Ian Brinton Tears in the Fence, 20/01/2020

In the opening poem of the 1926 sequence À La Mystérieuse (To the Woman of Mystery) Robert Desnos wrote

J'ai rêvé cette nuit de paysages insensés et d'aventures
dangereuses aussi bien du point de vue de la mort que du
point de vue de la vie qui sont aussi le point de vue de l'amour.

In this ambitious new translation of Desnos, one which will I suspect remain the standard text for some years to come, Timothy Adès suggests the following as a bridge crossing two different languages:

I dreamed last night of unhinged landscapes and dangerous
adventures, as much from death's viewpoint as from life's,
and they are both the viewpoint of love.

The word 'unhinged' conveys a colloquial awareness of how one might refer to madness and indeed Martin Bell's translation of the same line offered support for this when he rendered the line into English as 'Tonight I dreamed of insane landscapes'. However, Adès's use of the word 'unhinged' also prompts us to contemplate an idea concerning the possibility of an opening, a taking down of shutters, and this idea is taken further in the last poem of the sequence, 'À la Faveur de la Nuit':

Mais la fenêtre s'ouvre et le vent, le vent qui balance bizarrement
La flame et le drapeau entoure ma fuite de son manteau.

(But the window is opening and the breeze, the breeze weirdly
juggling flame and flag, wraps my retreat in its cloak.)

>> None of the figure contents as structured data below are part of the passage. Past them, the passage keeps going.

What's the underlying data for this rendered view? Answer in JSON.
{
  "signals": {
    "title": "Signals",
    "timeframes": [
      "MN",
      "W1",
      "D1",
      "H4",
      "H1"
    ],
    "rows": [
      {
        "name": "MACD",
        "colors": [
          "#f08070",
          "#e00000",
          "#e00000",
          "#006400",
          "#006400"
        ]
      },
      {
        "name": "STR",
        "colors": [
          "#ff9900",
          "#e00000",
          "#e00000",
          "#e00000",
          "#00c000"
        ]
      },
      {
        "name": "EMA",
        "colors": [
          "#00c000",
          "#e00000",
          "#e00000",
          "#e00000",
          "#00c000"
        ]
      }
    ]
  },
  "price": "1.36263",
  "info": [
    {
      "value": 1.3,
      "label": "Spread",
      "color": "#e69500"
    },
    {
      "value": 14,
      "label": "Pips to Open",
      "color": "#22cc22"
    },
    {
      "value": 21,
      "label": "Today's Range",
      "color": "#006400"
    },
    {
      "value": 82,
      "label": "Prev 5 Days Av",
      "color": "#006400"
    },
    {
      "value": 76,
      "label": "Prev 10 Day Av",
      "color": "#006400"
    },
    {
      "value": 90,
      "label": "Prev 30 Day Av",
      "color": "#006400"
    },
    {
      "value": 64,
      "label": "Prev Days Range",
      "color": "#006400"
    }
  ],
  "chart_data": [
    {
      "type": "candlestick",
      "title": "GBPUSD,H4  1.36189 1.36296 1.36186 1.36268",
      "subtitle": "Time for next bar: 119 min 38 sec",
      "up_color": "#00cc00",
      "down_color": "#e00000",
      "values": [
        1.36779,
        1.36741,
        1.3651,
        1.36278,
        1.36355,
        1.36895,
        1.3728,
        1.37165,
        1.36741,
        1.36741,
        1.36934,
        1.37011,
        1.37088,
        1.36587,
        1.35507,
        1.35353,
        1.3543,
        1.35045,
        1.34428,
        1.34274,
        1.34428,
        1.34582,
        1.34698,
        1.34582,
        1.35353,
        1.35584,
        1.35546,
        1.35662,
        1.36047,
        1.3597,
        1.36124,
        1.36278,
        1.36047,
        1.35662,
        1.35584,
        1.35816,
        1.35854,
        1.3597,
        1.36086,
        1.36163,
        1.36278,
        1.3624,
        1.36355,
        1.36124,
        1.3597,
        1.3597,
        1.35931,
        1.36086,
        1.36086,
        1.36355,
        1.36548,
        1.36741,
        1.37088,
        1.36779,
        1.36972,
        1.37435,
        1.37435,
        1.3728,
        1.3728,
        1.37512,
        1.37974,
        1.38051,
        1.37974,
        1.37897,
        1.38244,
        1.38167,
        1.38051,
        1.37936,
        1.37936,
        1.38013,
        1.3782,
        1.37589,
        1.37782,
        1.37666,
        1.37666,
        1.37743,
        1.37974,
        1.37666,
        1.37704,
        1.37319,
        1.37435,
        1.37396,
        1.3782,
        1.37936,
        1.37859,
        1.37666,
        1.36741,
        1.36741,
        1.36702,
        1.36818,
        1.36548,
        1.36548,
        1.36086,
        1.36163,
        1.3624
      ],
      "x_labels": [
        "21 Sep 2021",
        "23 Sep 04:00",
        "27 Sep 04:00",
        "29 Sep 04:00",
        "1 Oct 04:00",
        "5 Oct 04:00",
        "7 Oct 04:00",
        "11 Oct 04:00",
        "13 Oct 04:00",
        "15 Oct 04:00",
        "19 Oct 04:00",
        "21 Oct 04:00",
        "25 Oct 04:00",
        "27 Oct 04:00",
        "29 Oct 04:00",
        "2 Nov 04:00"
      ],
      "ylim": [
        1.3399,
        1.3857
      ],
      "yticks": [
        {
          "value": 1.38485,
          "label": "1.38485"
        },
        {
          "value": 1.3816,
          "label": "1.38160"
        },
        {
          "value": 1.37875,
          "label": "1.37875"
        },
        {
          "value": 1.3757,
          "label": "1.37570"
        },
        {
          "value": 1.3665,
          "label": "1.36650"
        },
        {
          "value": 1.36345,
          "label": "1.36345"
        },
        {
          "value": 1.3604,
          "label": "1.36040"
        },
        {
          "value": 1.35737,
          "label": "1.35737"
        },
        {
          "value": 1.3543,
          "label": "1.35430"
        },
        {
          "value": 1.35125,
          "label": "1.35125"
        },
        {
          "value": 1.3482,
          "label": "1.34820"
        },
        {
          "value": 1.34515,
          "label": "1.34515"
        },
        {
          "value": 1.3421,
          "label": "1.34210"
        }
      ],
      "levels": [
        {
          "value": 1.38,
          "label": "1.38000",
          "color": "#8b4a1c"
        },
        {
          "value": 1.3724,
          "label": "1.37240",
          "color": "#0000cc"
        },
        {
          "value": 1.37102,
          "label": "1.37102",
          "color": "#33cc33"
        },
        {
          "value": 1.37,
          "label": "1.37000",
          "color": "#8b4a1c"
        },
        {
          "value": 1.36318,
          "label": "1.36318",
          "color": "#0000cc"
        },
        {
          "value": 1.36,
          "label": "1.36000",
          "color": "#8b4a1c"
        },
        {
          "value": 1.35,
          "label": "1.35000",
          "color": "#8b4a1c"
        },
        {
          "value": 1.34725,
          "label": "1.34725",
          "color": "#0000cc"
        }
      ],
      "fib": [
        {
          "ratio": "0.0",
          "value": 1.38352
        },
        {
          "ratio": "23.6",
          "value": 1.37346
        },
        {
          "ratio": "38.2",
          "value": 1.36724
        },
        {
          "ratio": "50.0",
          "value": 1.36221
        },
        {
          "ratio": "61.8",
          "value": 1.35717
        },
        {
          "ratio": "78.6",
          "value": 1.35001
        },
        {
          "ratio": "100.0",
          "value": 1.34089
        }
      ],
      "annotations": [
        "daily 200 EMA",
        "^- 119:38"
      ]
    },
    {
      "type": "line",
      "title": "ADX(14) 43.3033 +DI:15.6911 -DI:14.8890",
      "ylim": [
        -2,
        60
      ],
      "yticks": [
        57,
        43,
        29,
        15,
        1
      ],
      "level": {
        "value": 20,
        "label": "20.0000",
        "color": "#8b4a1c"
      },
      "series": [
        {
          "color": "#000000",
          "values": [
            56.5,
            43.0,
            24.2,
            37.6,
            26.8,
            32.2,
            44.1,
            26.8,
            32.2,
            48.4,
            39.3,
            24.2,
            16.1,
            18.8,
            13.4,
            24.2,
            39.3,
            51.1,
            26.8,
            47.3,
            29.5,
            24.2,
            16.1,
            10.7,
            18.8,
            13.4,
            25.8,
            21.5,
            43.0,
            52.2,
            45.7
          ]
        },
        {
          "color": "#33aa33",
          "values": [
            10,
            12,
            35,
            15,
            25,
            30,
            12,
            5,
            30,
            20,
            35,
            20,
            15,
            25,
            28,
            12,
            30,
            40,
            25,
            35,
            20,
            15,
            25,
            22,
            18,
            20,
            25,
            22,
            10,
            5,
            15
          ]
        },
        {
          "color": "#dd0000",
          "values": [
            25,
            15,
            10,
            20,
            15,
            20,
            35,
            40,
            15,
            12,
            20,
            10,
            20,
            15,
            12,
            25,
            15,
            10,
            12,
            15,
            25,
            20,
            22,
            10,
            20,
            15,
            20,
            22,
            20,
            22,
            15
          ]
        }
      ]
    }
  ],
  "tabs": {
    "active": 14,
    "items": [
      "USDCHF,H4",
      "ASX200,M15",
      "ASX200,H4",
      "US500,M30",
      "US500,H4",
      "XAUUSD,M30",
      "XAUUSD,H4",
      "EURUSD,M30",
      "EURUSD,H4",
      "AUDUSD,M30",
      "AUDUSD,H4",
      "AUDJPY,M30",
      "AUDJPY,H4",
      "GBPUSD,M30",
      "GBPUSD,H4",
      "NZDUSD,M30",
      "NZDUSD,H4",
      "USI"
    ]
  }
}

When the hinges of the window open in this fifth poem of the sequence the poet is compelled to recognise that the space now exposed offers no entrance to his desired lover, the night-club singer Yvonne George. Whereas only a few lines earlier Desnos had become aware of a shadow outside his window, 'Cette ombre à la fenêtre', and felt that the ghostly image was that of the woman whose eyes he would wish to close with his lips he is now compelled to recognise that 'it isn't you' and that 'I knew that'. The siren-like attraction of Yvonne George for the young Desnos offers an echo of a poetic heritage which must include the knight of Keats's 'La Belle Dame sans Merci' who is ensnared by the lady's 'wild wild eyes' as he closes them 'with kisses four'.